Criado pelo coletivo CRiA, o bloco nasce de uma construção de mais de uma década. A iniciativa busca fortalecer a cultura afro-brasileira por meio da arte, promovendo trocas entre Brasil e África e ampliando o acesso a práticas culturais.
Ritmo inédito e homenagem histórica
Um dos pontos centrais do lançamento do Afro Alabasé é a apresentação de um ritmo percussivo autoral. A criação, mantida em segredo até o evento, promete trazer uma nova identidade sonora ao bloco.
“Quando percebemos, já tínhamos criado uma célula rítmica completamente nova. Não vou dar muitos spoilers, mas podem esperar um balanço bem único!”, afirma Gabriel Glória.
Além disso, o público acompanhará uma homenagem ao encontro entre Olodum e Michael Jackson, que completa 30 anos em 2026. A celebração resgata a força simbólica desse marco na música mundial.
Formação cultural e acesso gratuito
Durante o evento, serão realizadas aulas abertas de percussão afro-brasileira e da Dança de Reis e Rainhas. Para participar, é necessário se inscrever previamente. A proposta é oferecer uma experiência imersiva e acessível ao público.

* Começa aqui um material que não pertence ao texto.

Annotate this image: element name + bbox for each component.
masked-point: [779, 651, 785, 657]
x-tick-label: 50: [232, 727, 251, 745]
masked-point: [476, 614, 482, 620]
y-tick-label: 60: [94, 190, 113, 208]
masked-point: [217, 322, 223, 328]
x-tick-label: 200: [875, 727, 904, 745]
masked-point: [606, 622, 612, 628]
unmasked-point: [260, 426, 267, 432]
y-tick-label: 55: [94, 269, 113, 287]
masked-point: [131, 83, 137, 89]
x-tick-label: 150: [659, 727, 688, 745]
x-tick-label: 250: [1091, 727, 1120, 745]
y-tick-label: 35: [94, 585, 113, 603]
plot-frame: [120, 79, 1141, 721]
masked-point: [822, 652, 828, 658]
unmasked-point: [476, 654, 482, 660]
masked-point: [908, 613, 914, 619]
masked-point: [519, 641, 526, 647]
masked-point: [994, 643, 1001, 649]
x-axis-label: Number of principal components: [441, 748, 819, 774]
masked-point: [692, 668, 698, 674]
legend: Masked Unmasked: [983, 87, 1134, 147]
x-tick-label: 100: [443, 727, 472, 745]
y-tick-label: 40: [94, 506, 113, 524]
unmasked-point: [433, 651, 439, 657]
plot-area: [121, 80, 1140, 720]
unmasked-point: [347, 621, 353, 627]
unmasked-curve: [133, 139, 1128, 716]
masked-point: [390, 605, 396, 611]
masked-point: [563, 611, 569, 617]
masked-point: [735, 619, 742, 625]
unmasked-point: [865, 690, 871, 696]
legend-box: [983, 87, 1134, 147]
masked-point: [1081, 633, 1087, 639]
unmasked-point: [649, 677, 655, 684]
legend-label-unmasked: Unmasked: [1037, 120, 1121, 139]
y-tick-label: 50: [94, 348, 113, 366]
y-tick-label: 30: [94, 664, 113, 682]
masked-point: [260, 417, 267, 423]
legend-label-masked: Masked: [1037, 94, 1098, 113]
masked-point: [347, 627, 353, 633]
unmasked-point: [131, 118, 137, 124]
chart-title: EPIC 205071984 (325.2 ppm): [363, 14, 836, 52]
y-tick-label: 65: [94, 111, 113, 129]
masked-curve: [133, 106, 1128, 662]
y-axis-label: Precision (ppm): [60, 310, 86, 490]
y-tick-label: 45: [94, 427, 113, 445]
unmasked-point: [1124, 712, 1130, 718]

Quem desejar continuar poderá ingressar nos cursos regulares, com início em maio. As aulas acontecem semanalmente e são conduzidas por mestres e professores com atuação reconhecida na cena cultural.
CRiA: arte como transformação social
O CRiA – Conexão de Ritmo e Arte é o motor por trás do bloco. O coletivo reúne músicos e arte-educadores que atuam principalmente em territórios periféricos, promovendo inclusão e circulação cultural.

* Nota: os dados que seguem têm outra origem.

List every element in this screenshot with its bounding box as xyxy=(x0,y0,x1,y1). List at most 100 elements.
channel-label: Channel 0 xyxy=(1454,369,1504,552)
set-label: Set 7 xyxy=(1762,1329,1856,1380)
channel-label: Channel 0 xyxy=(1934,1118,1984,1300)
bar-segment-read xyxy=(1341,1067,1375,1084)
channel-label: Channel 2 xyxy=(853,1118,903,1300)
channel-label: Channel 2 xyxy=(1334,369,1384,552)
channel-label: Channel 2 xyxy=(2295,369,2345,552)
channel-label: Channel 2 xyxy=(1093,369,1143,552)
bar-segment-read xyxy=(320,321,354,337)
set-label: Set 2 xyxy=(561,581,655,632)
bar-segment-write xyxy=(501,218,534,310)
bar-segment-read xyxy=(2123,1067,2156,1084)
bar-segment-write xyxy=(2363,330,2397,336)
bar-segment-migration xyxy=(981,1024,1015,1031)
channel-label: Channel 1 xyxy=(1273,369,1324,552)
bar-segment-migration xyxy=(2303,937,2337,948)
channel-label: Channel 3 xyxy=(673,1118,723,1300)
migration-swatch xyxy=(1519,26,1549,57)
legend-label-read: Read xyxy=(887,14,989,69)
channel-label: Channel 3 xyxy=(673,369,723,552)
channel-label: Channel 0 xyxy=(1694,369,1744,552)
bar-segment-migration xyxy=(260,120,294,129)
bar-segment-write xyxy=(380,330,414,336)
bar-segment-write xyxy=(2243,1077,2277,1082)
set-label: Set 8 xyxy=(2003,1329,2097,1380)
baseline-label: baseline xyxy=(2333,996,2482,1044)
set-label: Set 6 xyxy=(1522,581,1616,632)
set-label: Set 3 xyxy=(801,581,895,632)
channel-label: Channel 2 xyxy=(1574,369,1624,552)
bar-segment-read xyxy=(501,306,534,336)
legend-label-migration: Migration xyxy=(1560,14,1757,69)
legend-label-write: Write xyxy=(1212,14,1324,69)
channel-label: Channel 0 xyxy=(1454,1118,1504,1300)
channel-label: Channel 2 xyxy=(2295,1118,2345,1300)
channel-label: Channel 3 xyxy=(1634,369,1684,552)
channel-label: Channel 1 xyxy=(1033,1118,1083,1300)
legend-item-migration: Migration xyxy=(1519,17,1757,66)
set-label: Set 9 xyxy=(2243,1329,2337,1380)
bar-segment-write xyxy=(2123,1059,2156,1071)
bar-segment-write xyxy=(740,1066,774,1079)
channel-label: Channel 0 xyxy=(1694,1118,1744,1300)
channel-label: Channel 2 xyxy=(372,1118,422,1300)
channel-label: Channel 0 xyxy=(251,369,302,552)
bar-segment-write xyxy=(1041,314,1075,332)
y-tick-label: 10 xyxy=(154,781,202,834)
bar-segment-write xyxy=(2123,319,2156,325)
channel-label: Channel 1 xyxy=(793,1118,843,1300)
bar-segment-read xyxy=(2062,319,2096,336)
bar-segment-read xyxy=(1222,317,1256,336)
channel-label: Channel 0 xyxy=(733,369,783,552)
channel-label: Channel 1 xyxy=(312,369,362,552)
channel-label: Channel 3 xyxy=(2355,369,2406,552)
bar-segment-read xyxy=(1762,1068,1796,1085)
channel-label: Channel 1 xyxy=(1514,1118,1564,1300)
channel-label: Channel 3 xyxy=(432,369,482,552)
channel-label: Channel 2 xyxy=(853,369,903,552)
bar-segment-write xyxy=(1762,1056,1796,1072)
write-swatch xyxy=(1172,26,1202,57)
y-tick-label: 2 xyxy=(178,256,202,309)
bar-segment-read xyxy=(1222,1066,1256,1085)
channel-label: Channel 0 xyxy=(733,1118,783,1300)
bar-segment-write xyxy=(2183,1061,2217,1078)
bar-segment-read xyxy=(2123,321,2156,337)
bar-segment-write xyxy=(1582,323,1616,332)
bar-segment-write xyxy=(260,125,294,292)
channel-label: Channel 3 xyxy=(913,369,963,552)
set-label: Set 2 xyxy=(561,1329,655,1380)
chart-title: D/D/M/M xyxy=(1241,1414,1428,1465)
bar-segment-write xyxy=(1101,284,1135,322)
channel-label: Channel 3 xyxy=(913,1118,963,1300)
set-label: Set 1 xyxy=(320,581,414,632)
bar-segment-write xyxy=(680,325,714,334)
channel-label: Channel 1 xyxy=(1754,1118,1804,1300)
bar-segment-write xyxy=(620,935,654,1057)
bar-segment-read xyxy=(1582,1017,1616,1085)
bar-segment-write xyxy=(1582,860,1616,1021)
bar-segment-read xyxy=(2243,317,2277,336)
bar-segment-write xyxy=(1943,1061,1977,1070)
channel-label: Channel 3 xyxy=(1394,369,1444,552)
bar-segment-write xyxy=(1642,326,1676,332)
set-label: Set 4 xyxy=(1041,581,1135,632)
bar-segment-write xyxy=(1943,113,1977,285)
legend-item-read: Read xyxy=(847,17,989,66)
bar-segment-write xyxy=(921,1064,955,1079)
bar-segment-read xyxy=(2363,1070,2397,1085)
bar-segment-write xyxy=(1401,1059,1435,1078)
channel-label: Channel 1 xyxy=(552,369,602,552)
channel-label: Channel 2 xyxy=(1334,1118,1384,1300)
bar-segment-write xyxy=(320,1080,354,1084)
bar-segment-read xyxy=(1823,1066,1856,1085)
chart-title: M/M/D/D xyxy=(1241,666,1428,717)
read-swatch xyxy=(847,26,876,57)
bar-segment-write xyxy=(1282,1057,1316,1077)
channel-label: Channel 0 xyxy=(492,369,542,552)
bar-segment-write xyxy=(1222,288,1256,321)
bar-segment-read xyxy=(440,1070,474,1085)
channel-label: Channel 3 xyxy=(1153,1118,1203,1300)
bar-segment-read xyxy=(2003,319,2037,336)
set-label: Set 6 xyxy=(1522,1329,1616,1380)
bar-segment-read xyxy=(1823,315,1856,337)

Projetos como o Conexão Percussiva e iniciativas em comunidades como Manguinhos e Duque de Caxias mostram o alcance do grupo. A proposta é clara: democratizar o acesso à arte e fortalecer redes culturais.
“Nossa ideia é sermos um movimento vivo de circulação cultural que conecta territórios e reafirma a cultura afro-brasileira como ferramenta de transformação”, destaca Gabriel Glória.